“Confirmed Judges, Confirmed Fears” is a blog series documenting the harmful impact of President Trump’s judges on Americans’ rights and liberties. Cases in the series can be found by issue and by judge at this link.
With the six Trump judges on the court casting the deciding votes, the Eleventh Circuit voted 8-4 not to review a flawed panel decision from March 2020 in favor of Florida state prison officials who had refused to provide comprehensive gender affirming medical care to an incarcerated transgender woman. The December 2020 case is Keohane v. Florida Department of Corrections Secretary.
Reiyn Keohane had her medical treatment for diagnosed gender dysphoria cut off under the state’s so-called “freeze frame” policy, in which prison officials maintain incarcerated individuals only at the level of transition that existed at the time of confinement, regardless of the person’s current, individualized needs. They housed her in a men’s facility, refused to provide hormone therapy, and prohibited her from socially transitioning by dressing and grooming as a woman. After more than two years of being denied appropriate and necessary medical care, she sued, alleging deliberate indifference to her medical needs in violation of the Eighth Amendment.
A month after she sued, officials permitted her to have hormone therapy and, a month later, stated that they were ending the freeze-frame policy altogether. However, officials still prohibited Keohane from socially transitioning. The district court took note of the suspicious timing of the policy change, inconsistent explanations for the official actions, application of the allegedly-revoked freeze-frame policy to another individual, and lack of administrative record for the alleged change in policy. Based on this record, the district court found that the state’s apparent abandonment of the freeze-frame policy was likely not a permanent change, but was instead done primarily as a temporary measure to prevent the court from addressing the issue. The district court judge found that officials had been deliberately indifferent to Keohane’s medical needs, and it issued an injunction against the freeze-frame policy and ordered officials to allow Keohane to socially transition. But a divided circuit panel reversed the court in a 2-1 opinion written by Trump judge Kevin Newsom.

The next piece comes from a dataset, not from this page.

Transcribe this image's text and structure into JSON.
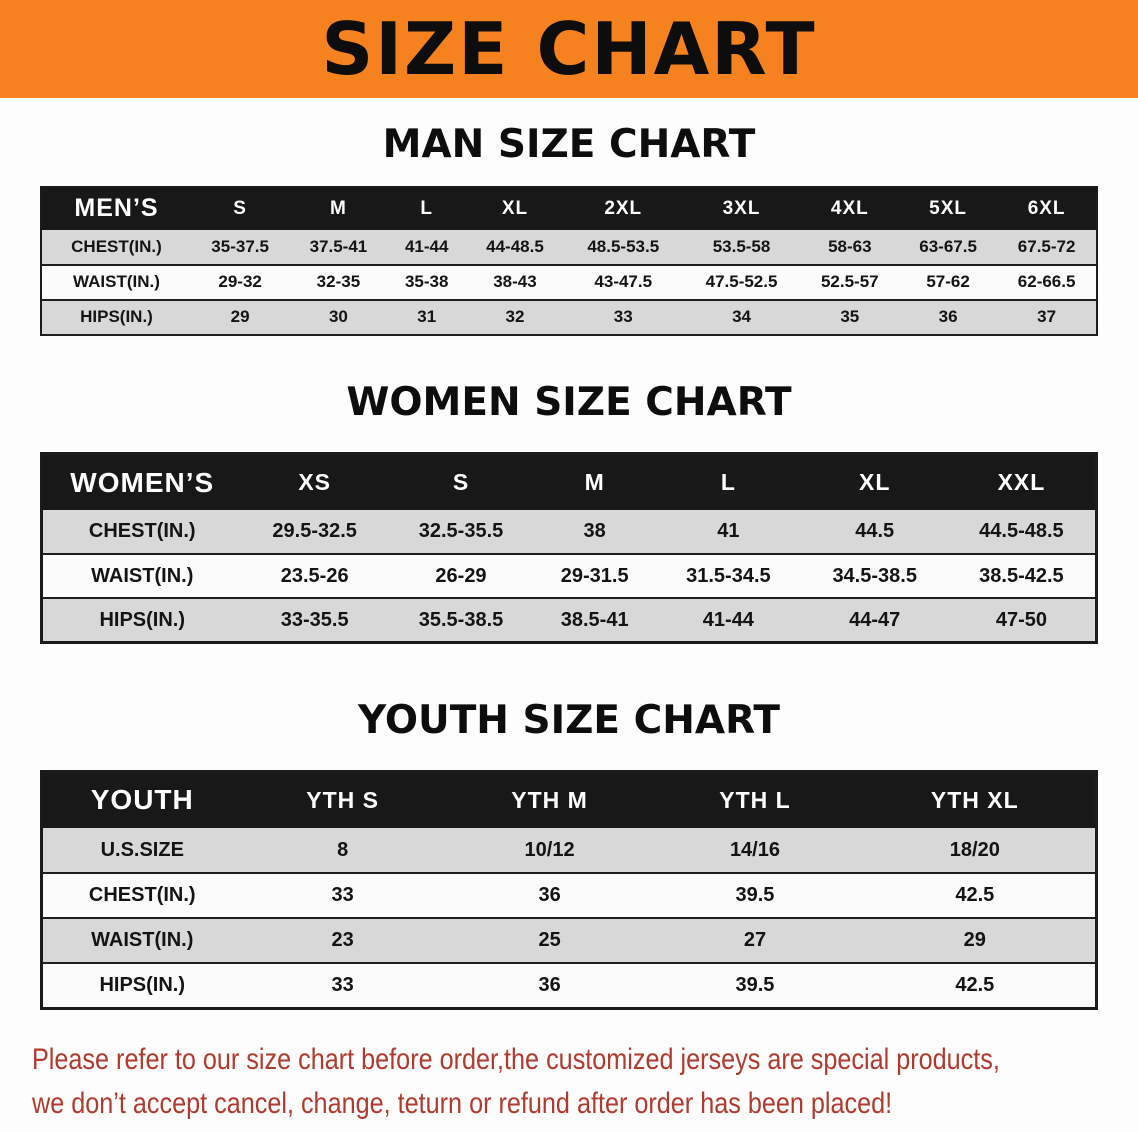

The full circuit voted 8-4 not to review that ruling, a vote made possible by Trump’s six judges on the court: Newsom, Elizabeth Branch, Andrew Brasher, Britt Grant, Barbara Lagoa, and Robert Luck. In a vigorous dissent, Judge Robin Rosenbaum—joined by Judges Charles Wilson, Beverly Martin, and Jill Pryor—explained that the full circuit was obligated to review Newsom’s panel opinion because it was inconsistent with the precedent established in 2010 by an Eleventh Circuit panel in a case called Thomas v. Bryant. She noted that while Newsom claimed he was following Thomas, his decision “instead created a new rule diametrically opposed to Thomas’s holding.”
Thomas held that a district court’s finding of deliberate indifference in Eighth Amendment cases can be reversed only if the finding is “clearly erroneous.” Newsom’s panel held that this highly deferential standard only applies to the ultimate question of whether there was deliberate indifference. As for the subsidiary factual findings the court considers in reaching that question, the Newsom panel took it upon itself to review those independently, and it disagreed with the lower court. Once those facts were changed, Newsom was able to find “clear error” in the lower court’s finding of deliberate indifference. But as Rosenbaum explained in detail, Thomas very clearly applied “clear error” review to the entirety of the factual record before it, not just part of it.
Rosenbaum warned of the “dangers of condoning panel opinions that contradict our prior precedent while nonetheless claiming to follow the prior-precedent rule.” Because that rule “serves as the foundation of our federal judicial system,” she wrote, courts “ask for trouble” if they let panels “skirt” the rule. But the Trump judges on the Eleventh Circuit have done just that, to the detriment of transgender individuals, incarcerated individuals, and the judicial system as a whole.